What is Europe missing?

The concern that Europe’s strategic autonomy is intended to solve is that the global payments system is largely dominated by big market players in the US and, to a certain extent, China. In recent years, the commerce ecosystems of these two large players have increasingly moved away from each other as political tensions between the countries intensified.

Europe is, however, facing its own challenge with its very fragmented market, according to Olivier Denecker, an expert partner at McKinsey & Company.

“European innovation has historically been driven out of local solutions catering to local needs country by country and even smaller than that in some cases,” he noted.

“The challenge we have now is that we have good national solutions … but we don’t have a European regional intermediary, whereas in other markets these things have really taken a lot of space, [such as] AliPay in China or PayPal in the US,” Denecker said.

“Because of this fragmentation, some countries have made investments to modernise, while others have not,” Denecker said, noting that those who made the choice to invest, do not want to throw that away.

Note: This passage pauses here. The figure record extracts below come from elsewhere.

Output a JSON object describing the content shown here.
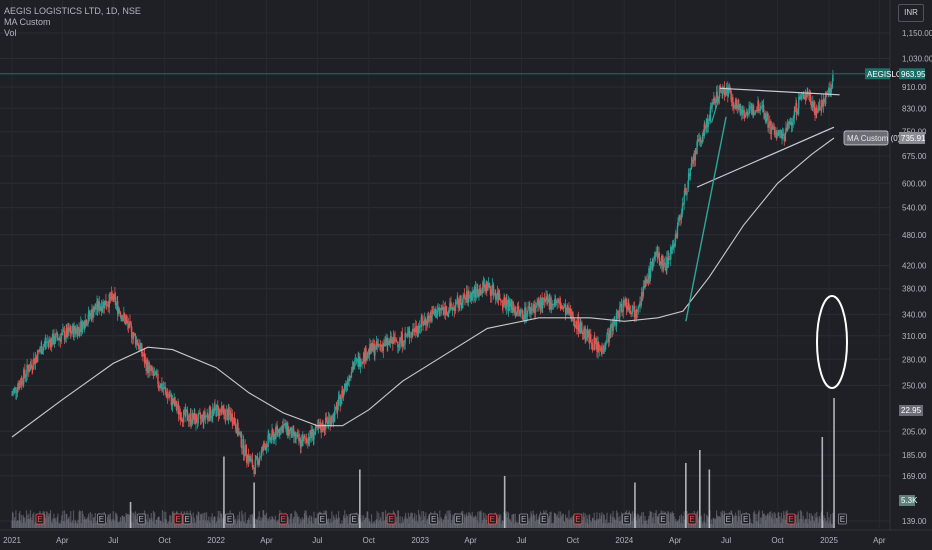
{
  "legend": {
    "symbol_line": "AEGIS LOGISTICS LTD, 1D, NSE",
    "ma_label": "MA Custom",
    "vol_label": "Vol"
  },
  "currency": "INR",
  "price_tag": {
    "symbol": "AEGISLOG",
    "value": "963.95"
  },
  "colors": {
    "background": "#1e2026",
    "up": "#26a69a",
    "down": "#ef5350",
    "ma": "#c9c9c9",
    "drawing": "#c8ccd4",
    "trend_green": "#2fa59a",
    "current_line": "#1f6f69"
  },
  "chart_data": {
    "type": "line",
    "y_scale": "log",
    "y_ticks": [
      "1,150.00",
      "1,030.00",
      "910.00",
      "830.00",
      "750.00",
      "675.00",
      "600.00",
      "540.00",
      "480.00",
      "420.00",
      "380.00",
      "340.00",
      "310.00",
      "280.00",
      "250.00",
      "205.00",
      "185.00",
      "169.00",
      "139.00"
    ],
    "x_ticks": [
      "2021",
      "Apr",
      "Jul",
      "Oct",
      "2022",
      "Apr",
      "Jul",
      "Oct",
      "2023",
      "Apr",
      "Jul",
      "Oct",
      "2024",
      "Apr",
      "Jul",
      "Oct",
      "2025",
      "Apr"
    ],
    "close_series": [
      [
        "2021-01-01",
        240
      ],
      [
        "2021-02-01",
        270
      ],
      [
        "2021-03-01",
        300
      ],
      [
        "2021-04-01",
        310
      ],
      [
        "2021-05-01",
        320
      ],
      [
        "2021-06-01",
        350
      ],
      [
        "2021-07-01",
        365
      ],
      [
        "2021-07-20",
        335
      ],
      [
        "2021-08-15",
        300
      ],
      [
        "2021-09-01",
        270
      ],
      [
        "2021-10-01",
        245
      ],
      [
        "2021-11-01",
        220
      ],
      [
        "2021-12-01",
        215
      ],
      [
        "2022-01-01",
        225
      ],
      [
        "2022-02-01",
        218
      ],
      [
        "2022-02-20",
        190
      ],
      [
        "2022-03-10",
        175
      ],
      [
        "2022-04-01",
        195
      ],
      [
        "2022-05-01",
        210
      ],
      [
        "2022-06-01",
        195
      ],
      [
        "2022-07-01",
        205
      ],
      [
        "2022-08-01",
        220
      ],
      [
        "2022-09-01",
        270
      ],
      [
        "2022-10-01",
        290
      ],
      [
        "2022-11-01",
        300
      ],
      [
        "2022-12-01",
        305
      ],
      [
        "2023-01-01",
        325
      ],
      [
        "2023-02-01",
        345
      ],
      [
        "2023-03-01",
        350
      ],
      [
        "2023-04-01",
        370
      ],
      [
        "2023-05-01",
        385
      ],
      [
        "2023-06-01",
        360
      ],
      [
        "2023-07-01",
        340
      ],
      [
        "2023-08-01",
        355
      ],
      [
        "2023-09-01",
        360
      ],
      [
        "2023-10-01",
        335
      ],
      [
        "2023-11-01",
        305
      ],
      [
        "2023-11-20",
        290
      ],
      [
        "2023-12-10",
        320
      ],
      [
        "2024-01-01",
        360
      ],
      [
        "2024-01-20",
        345
      ],
      [
        "2024-02-10",
        390
      ],
      [
        "2024-02-25",
        440
      ],
      [
        "2024-03-15",
        420
      ],
      [
        "2024-04-01",
        470
      ],
      [
        "2024-04-20",
        580
      ],
      [
        "2024-05-10",
        700
      ],
      [
        "2024-05-25",
        760
      ],
      [
        "2024-06-15",
        880
      ],
      [
        "2024-07-01",
        905
      ],
      [
        "2024-07-20",
        840
      ],
      [
        "2024-08-10",
        810
      ],
      [
        "2024-09-01",
        850
      ],
      [
        "2024-09-20",
        760
      ],
      [
        "2024-10-10",
        730
      ],
      [
        "2024-10-25",
        780
      ],
      [
        "2024-11-10",
        860
      ],
      [
        "2024-11-25",
        890
      ],
      [
        "2024-12-10",
        820
      ],
      [
        "2024-12-25",
        860
      ],
      [
        "2025-01-06",
        905
      ],
      [
        "2025-01-10",
        963.95
      ]
    ],
    "ma_series": [
      [
        "2021-01-01",
        200
      ],
      [
        "2021-04-01",
        235
      ],
      [
        "2021-07-01",
        275
      ],
      [
        "2021-09-01",
        295
      ],
      [
        "2021-10-15",
        292
      ],
      [
        "2022-01-01",
        270
      ],
      [
        "2022-03-01",
        242
      ],
      [
        "2022-05-01",
        222
      ],
      [
        "2022-07-01",
        210
      ],
      [
        "2022-08-15",
        210
      ],
      [
        "2022-10-01",
        225
      ],
      [
        "2022-12-01",
        255
      ],
      [
        "2023-02-01",
        280
      ],
      [
        "2023-05-01",
        320
      ],
      [
        "2023-08-01",
        335
      ],
      [
        "2023-11-01",
        335
      ],
      [
        "2024-01-01",
        330
      ],
      [
        "2024-03-01",
        335
      ],
      [
        "2024-04-15",
        345
      ],
      [
        "2024-06-01",
        400
      ],
      [
        "2024-08-01",
        500
      ],
      [
        "2024-10-01",
        600
      ],
      [
        "2024-12-01",
        680
      ],
      [
        "2025-01-10",
        730
      ]
    ],
    "volume_spikes": [
      [
        "2021-08-01",
        0.2
      ],
      [
        "2022-01-15",
        0.55
      ],
      [
        "2022-03-10",
        0.35
      ],
      [
        "2022-09-15",
        0.45
      ],
      [
        "2023-06-01",
        0.4
      ],
      [
        "2024-01-20",
        0.35
      ],
      [
        "2024-04-20",
        0.5
      ],
      [
        "2024-05-15",
        0.6
      ],
      [
        "2024-06-01",
        0.45
      ],
      [
        "2024-12-20",
        0.7
      ],
      [
        "2025-01-10",
        1.0
      ]
    ],
    "resistance_line": [
      [
        "2024-06-20",
        905
      ],
      [
        "2025-01-20",
        880
      ]
    ],
    "support_line": [
      [
        "2024-05-10",
        590
      ],
      [
        "2025-01-10",
        765
      ]
    ],
    "green_trend_line": [
      [
        "2024-04-20",
        330
      ],
      [
        "2024-07-01",
        800
      ]
    ],
    "current_price": 963.95,
    "ma_tag_value": "735.91",
    "ma_tag_note": "MA Custom (0)",
    "vol_tag_value": "5.3K",
    "vol_tag_value_2": "22.95"
  }
}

Nonetheless, the existing global landscape has created momentum to build a pan-European payment champion, but the missing point is “the agreement of how can we actually use technologies in parallel for different use cases [and] still start to consolidate the scale to some extent in the backend”, he stressed.

The missing link

Despite the discussion of creating a pan-European payment rival, Denecker stressed that payments do not operate in a vacuum in and of itself.

“Payments is only there because it powers buying and selling. Nobody wants to pay. That’s just the boring thing that happens before you leave the store,” Denecker said.

In other parts of the world, large payment solutions have emerged driven by merchants’ needs that created a regional relevance. This has been the case with Alibaba in China, Mercado Pago in Latin America or Grab in Singapore.

In Europe, however, even the largest retail chains, such as Aldi, operate in only half of member states.

“What Europe is missing are big marketplace and merchant-driven solutions,” Denecker stressed.

“In Asia, Latin America and the US it’s been the big e-commerce platforms that triggered the unification of payments. In Europe, we do not have that participation in the debate.”

“The element of consolidation of these schemes with the need of consolidation of commerce is two things that need to find each other and this may be the debate that is missing in the construction of European schemes,” he concluded.